ECLI:NL:RBDHA:2025:2975
Rechtbank Den Haag
- Eerste aanleg - enkelvoudig
- Rechtspraak.nl
Beroep tegen beslissing over WGA-uitkering en geschiktheid van functies in het kader van arbeidsongeschiktheid
In deze zaak heeft de Rechtbank Den Haag op 27 februari 2025 uitspraak gedaan in een beroep tegen een beslissing van de Raad van bestuur van het Uitvoeringsinstituut werknemersverzekeringen (UWV) over de WGA-uitkering van eiser. Eiser, vertegenwoordigd door zijn gemachtigde mr. I. Ouwehand, had beroep ingesteld tegen het bestreden besluit van 10 maart 2023, waarin zijn bezwaren tegen de toekenning van een loongerelateerde WGA-uitkering op basis van 65,76% arbeidsongeschiktheid ongegrond werden verklaard. De rechtbank heeft de verzekeringsarts drs. M. Vervoort als deskundige benoemd om de medische situatie van eiser te beoordelen. De deskundige concludeerde dat de Functionele Mogelijkheden Lijst (FML) van het UWV in overeenstemming was met de medische informatie en dat er geen medische grond was om af te wijken van de beoordeling door het UWV. Eiser voerde aan dat zijn beperkingen onvoldoende waren erkend en dat de functies productiemedewerker industrie en wikkelaar niet geschikt voor hem waren.

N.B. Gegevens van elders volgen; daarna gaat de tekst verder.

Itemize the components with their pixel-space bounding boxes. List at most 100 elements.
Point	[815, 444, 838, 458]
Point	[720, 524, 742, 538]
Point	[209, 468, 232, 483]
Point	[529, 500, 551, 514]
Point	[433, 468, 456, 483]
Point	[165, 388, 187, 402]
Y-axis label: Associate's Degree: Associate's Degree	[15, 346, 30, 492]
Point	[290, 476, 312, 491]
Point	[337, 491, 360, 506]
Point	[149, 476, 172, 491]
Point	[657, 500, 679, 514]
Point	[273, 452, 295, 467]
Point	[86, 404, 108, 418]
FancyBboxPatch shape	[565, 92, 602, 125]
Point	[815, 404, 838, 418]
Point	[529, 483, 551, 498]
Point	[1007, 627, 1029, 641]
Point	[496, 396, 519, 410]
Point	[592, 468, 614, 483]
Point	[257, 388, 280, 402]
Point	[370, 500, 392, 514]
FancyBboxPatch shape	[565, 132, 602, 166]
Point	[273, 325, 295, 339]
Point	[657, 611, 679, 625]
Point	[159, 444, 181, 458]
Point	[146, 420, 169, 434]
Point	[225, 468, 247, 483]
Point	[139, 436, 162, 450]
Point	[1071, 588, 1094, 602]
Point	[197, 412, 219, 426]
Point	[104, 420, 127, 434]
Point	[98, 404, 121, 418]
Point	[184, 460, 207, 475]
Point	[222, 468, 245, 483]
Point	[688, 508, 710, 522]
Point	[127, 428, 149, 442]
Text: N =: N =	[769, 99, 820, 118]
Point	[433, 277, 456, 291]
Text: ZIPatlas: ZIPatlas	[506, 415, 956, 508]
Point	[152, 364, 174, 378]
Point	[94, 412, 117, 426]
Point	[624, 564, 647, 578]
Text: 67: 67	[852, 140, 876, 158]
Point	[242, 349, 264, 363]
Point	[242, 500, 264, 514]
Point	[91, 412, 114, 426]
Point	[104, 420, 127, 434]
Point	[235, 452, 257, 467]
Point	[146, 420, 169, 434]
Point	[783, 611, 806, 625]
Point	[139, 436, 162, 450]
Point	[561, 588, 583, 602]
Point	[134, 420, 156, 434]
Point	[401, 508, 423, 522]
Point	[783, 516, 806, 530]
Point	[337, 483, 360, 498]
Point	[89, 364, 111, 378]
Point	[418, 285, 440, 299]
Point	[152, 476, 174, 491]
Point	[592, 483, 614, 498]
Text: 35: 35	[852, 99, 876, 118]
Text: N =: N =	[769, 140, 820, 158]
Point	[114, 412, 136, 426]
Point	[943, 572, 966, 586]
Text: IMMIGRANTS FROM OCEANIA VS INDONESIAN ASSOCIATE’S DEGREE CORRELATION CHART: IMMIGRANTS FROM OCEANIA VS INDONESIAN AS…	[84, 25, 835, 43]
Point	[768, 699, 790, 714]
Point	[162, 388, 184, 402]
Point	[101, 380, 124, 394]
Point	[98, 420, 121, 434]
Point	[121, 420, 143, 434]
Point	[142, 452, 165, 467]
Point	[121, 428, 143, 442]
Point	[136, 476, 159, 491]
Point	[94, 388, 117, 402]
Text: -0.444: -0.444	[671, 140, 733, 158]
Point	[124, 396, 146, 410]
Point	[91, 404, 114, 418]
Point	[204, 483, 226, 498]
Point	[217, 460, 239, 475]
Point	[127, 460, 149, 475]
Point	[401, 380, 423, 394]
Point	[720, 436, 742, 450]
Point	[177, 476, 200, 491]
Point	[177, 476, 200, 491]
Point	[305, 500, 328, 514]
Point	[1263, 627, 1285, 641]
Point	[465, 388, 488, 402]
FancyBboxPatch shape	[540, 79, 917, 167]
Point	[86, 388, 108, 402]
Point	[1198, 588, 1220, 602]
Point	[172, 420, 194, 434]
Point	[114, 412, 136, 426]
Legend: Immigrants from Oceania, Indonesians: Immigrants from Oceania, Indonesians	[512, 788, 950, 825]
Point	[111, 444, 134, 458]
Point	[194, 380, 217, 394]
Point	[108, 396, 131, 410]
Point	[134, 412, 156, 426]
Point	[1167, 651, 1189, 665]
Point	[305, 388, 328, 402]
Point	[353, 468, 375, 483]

De rechtbank oordeelde echter dat de deskundige deugdelijk had gemotiveerd dat de beperkingen die door het UWV waren vastgesteld passend waren voor de mate van psychische problematiek van eiser op de datum in geding. De rechtbank volgde het oordeel van de deskundige en verklaarde het beroep ongegrond, waarbij het UWV in zijn besluit werd bevestigd. De rechtbank concludeerde dat eiser terecht recht had op de WGA-uitkering zoals vastgesteld door het UWV.